「平和を作る人たち」
著者: 安芸 基雄、みすず書房、1985年
・・・・・・・・・・・・・・・・・・・・・・・・・・・・・・・・・・・・・・・・・・・・・・
安芸さんは 1919年生まれ、応召して関東軍に配属、
シベリア抑留、出版の時点では虎ノ門病院の医師、
無教会キリスト教者だそうです。
昭和56年の聖書集会での講義が
「みすず」誌に2号にわたって掲載されたものに修正加筆したものの由。
あの苛酷な時代の学生生活、軍隊経験、
シベリア生活、帰国後の日本での生活を通して
キリスト・内村鑑三・ガンディー・矢内原忠雄等に学びながら
非暴力・平和を自分の体で学び深めていった人生を
真摯率直に文章にしておられます。
いろいろ紹介したい文章はありますが
最後に近い「偽りの民族主義と非暴力の精神」に
こういう部分があります。
さればとて私たちは、アメリカの援助を借りて
自分の国を守ろうとも思わない。
・・・侵入する国があるとしても、もし日本に侵入者たちに対して
悪意を抱くことなく、しかも彼らの非行暴虐に屈従するよりは
毅然として生命を投げ出そうとする相当数の人たちがいるならば、
彼らは不義の圧制から自由になる道を示すことができよう。
われわれも卑怯者にはなりたくないし、その限りにおいては、
戦争という最悪の暴力を否定するためには、
相手を殺したり傷つけたりすることなく、
喜んで「行動するか、死か」の道を選ぶであろう。
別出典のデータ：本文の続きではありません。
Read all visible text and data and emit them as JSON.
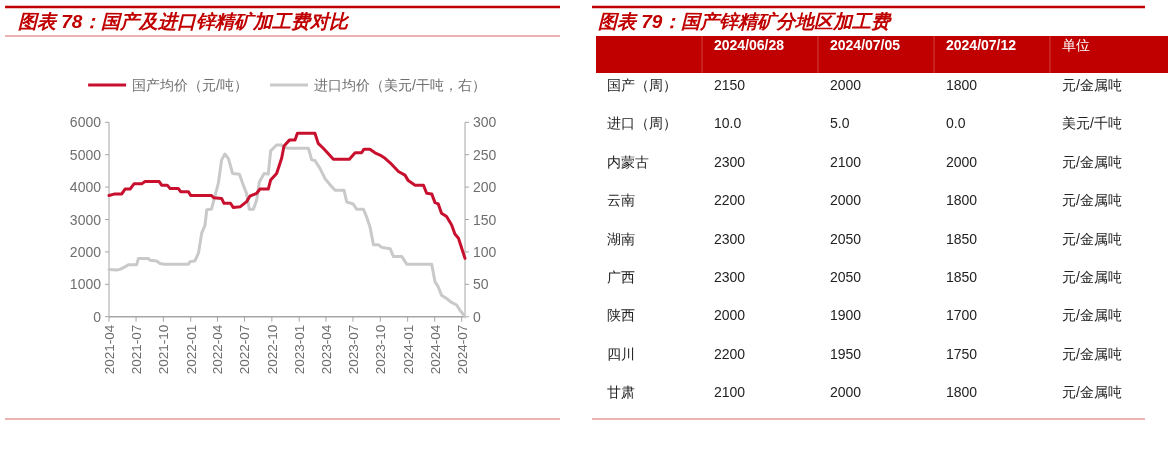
{
  "chart_data": [
    {
      "type": "line",
      "title": "图表 78：国产及进口锌精矿加工费对比",
      "legend": "top",
      "grid": false,
      "marker": "none",
      "line_style": "solid",
      "xlim": [
        "2021-04-01",
        "2024-07-12"
      ],
      "xticks": [
        {
          "value": "2021-04-01",
          "label": "2021-04"
        },
        {
          "value": "2021-07-01",
          "label": "2021-07"
        },
        {
          "value": "2021-10-01",
          "label": "2021-10"
        },
        {
          "value": "2022-01-01",
          "label": "2022-01"
        },
        {
          "value": "2022-04-01",
          "label": "2022-04"
        },
        {
          "value": "2022-07-01",
          "label": "2022-07"
        },
        {
          "value": "2022-10-01",
          "label": "2022-10"
        },
        {
          "value": "2023-01-01",
          "label": "2023-01"
        },
        {
          "value": "2023-04-01",
          "label": "2023-04"
        },
        {
          "value": "2023-07-01",
          "label": "2023-07"
        },
        {
          "value": "2023-10-01",
          "label": "2023-10"
        },
        {
          "value": "2024-01-01",
          "label": "2024-01"
        },
        {
          "value": "2024-04-01",
          "label": "2024-04"
        },
        {
          "value": "2024-07-01",
          "label": "2024-07"
        }
      ],
      "ylim": [
        0,
        6000
      ],
      "yticks": [
        0,
        1000,
        2000,
        3000,
        4000,
        5000,
        6000
      ],
      "y2lim": [
        0,
        300
      ],
      "y2ticks": [
        0,
        50,
        100,
        150,
        200,
        250,
        300
      ],
      "series": [
        {
          "name": "国产均价（元/吨）",
          "color": "#c8102e",
          "x": [
            "2021-04-01",
            "2021-04-21",
            "2021-05-14",
            "2021-05-25",
            "2021-06-11",
            "2021-06-24",
            "2021-07-20",
            "2021-07-31",
            "2021-09-17",
            "2021-09-25",
            "2021-10-14",
            "2021-10-23",
            "2021-11-20",
            "2021-11-28",
            "2021-12-24",
            "2022-01-01",
            "2022-03-12",
            "2022-03-20",
            "2022-04-15",
            "2022-04-23",
            "2022-05-15",
            "2022-05-24",
            "2022-06-16",
            "2022-07-08",
            "2022-07-19",
            "2022-08-11",
            "2022-08-22",
            "2022-09-19",
            "2022-09-27",
            "2022-10-17",
            "2022-11-03",
            "2022-11-11",
            "2022-11-29",
            "2022-12-18",
            "2022-12-26",
            "2023-02-23",
            "2023-03-06",
            "2023-03-23",
            "2023-04-03",
            "2023-04-26",
            "2023-06-19",
            "2023-07-08",
            "2023-07-30",
            "2023-08-07",
            "2023-08-27",
            "2023-09-13",
            "2023-09-30",
            "2023-10-17",
            "2023-11-03",
            "2023-12-01",
            "2023-12-23",
            "2024-01-03",
            "2024-01-26",
            "2024-02-23",
            "2024-03-05",
            "2024-03-22",
            "2024-04-02",
            "2024-04-13",
            "2024-04-24",
            "2024-05-11",
            "2024-05-28",
            "2024-06-08",
            "2024-06-20",
            "2024-07-12"
          ],
          "values": [
            3740,
            3790,
            3790,
            3940,
            3940,
            4100,
            4100,
            4170,
            4170,
            4060,
            4060,
            3960,
            3960,
            3860,
            3860,
            3740,
            3740,
            3670,
            3650,
            3500,
            3500,
            3370,
            3390,
            3550,
            3720,
            3810,
            3940,
            3940,
            4220,
            4420,
            4890,
            5270,
            5450,
            5450,
            5660,
            5660,
            5350,
            5200,
            5090,
            4860,
            4860,
            5060,
            5060,
            5170,
            5170,
            5060,
            4990,
            4890,
            4750,
            4480,
            4370,
            4200,
            4060,
            4060,
            3810,
            3790,
            3520,
            3480,
            3190,
            3090,
            2830,
            2550,
            2420,
            1800
          ]
        },
        {
          "name": "进口均价（美元/干吨，右）",
          "color": "#c9c9c9",
          "axis": "y2",
          "x": [
            "2021-04-01",
            "2021-04-27",
            "2021-05-08",
            "2021-05-21",
            "2021-06-05",
            "2021-07-03",
            "2021-07-09",
            "2021-08-11",
            "2021-08-17",
            "2021-09-08",
            "2021-09-20",
            "2021-10-03",
            "2021-12-24",
            "2021-12-30",
            "2022-01-15",
            "2022-01-27",
            "2022-02-07",
            "2022-02-18",
            "2022-02-24",
            "2022-03-12",
            "2022-03-20",
            "2022-04-04",
            "2022-04-15",
            "2022-04-26",
            "2022-05-08",
            "2022-05-22",
            "2022-06-14",
            "2022-06-27",
            "2022-07-08",
            "2022-07-17",
            "2022-07-31",
            "2022-08-11",
            "2022-08-20",
            "2022-09-05",
            "2022-09-19",
            "2022-09-27",
            "2022-10-17",
            "2022-11-03",
            "2022-11-09",
            "2022-12-01",
            "2023-02-01",
            "2023-02-12",
            "2023-02-23",
            "2023-03-12",
            "2023-03-29",
            "2023-04-20",
            "2023-05-02",
            "2023-06-01",
            "2023-06-10",
            "2023-07-02",
            "2023-07-13",
            "2023-08-05",
            "2023-08-16",
            "2023-08-27",
            "2023-09-08",
            "2023-09-24",
            "2023-10-06",
            "2023-11-03",
            "2023-11-14",
            "2023-12-12",
            "2023-12-29",
            "2024-03-22",
            "2024-04-02",
            "2024-04-13",
            "2024-04-24",
            "2024-05-11",
            "2024-05-28",
            "2024-06-14",
            "2024-06-25",
            "2024-07-12"
          ],
          "values": [
            73,
            72,
            73,
            76,
            80,
            80,
            90,
            90,
            87,
            86,
            82,
            81,
            81,
            85,
            86,
            98,
            129,
            141,
            165,
            166,
            180,
            206,
            242,
            251,
            244,
            221,
            220,
            203,
            190,
            166,
            166,
            180,
            208,
            221,
            220,
            256,
            265,
            265,
            261,
            260,
            260,
            242,
            241,
            229,
            213,
            201,
            195,
            195,
            177,
            174,
            166,
            166,
            154,
            139,
            111,
            111,
            107,
            105,
            93,
            93,
            81,
            81,
            54,
            46,
            33,
            28,
            22,
            18,
            10,
            0
          ]
        }
      ]
    },
    {
      "type": "other",
      "title": "图表 79：国产锌精矿分地区加工费",
      "categories": [
        null,
        "2024/06/28",
        "2024/07/05",
        "2024/07/12",
        "单位"
      ],
      "y_categories": [
        "国产（周）",
        "进口（周）",
        "内蒙古",
        "云南",
        "湖南",
        "广西",
        "陕西",
        "四川",
        "甘肃"
      ],
      "cell_labels": [
        [
          "2150",
          "2000",
          "1800",
          "元/金属吨"
        ],
        [
          "10.0",
          "5.0",
          "0.0",
          "美元/千吨"
        ],
        [
          "2300",
          "2100",
          "2000",
          "元/金属吨"
        ],
        [
          "2200",
          "2000",
          "1800",
          "元/金属吨"
        ],
        [
          "2300",
          "2050",
          "1850",
          "元/金属吨"
        ],
        [
          "2300",
          "2050",
          "1850",
          "元/金属吨"
        ],
        [
          "2000",
          "1900",
          "1700",
          "元/金属吨"
        ],
        [
          "2200",
          "1950",
          "1750",
          "元/金属吨"
        ],
        [
          "2100",
          "2000",
          "1800",
          "元/金属吨"
        ]
      ]
    }
  ]
}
(p280)
鞍田の個人的感慨:
20年前に この本を買い、読んだ筈ですが、
そのときには感銘を受けた記憶が無いのです。
ただ 今 ふと本棚に見つけて読み直し
こういう先輩(私より16年年長)が「居て下さった」ことに、
20年前に「今 読んで感銘を受ける言葉を残してくださっている」ことに
勇気と励ましを 戴いた思いです。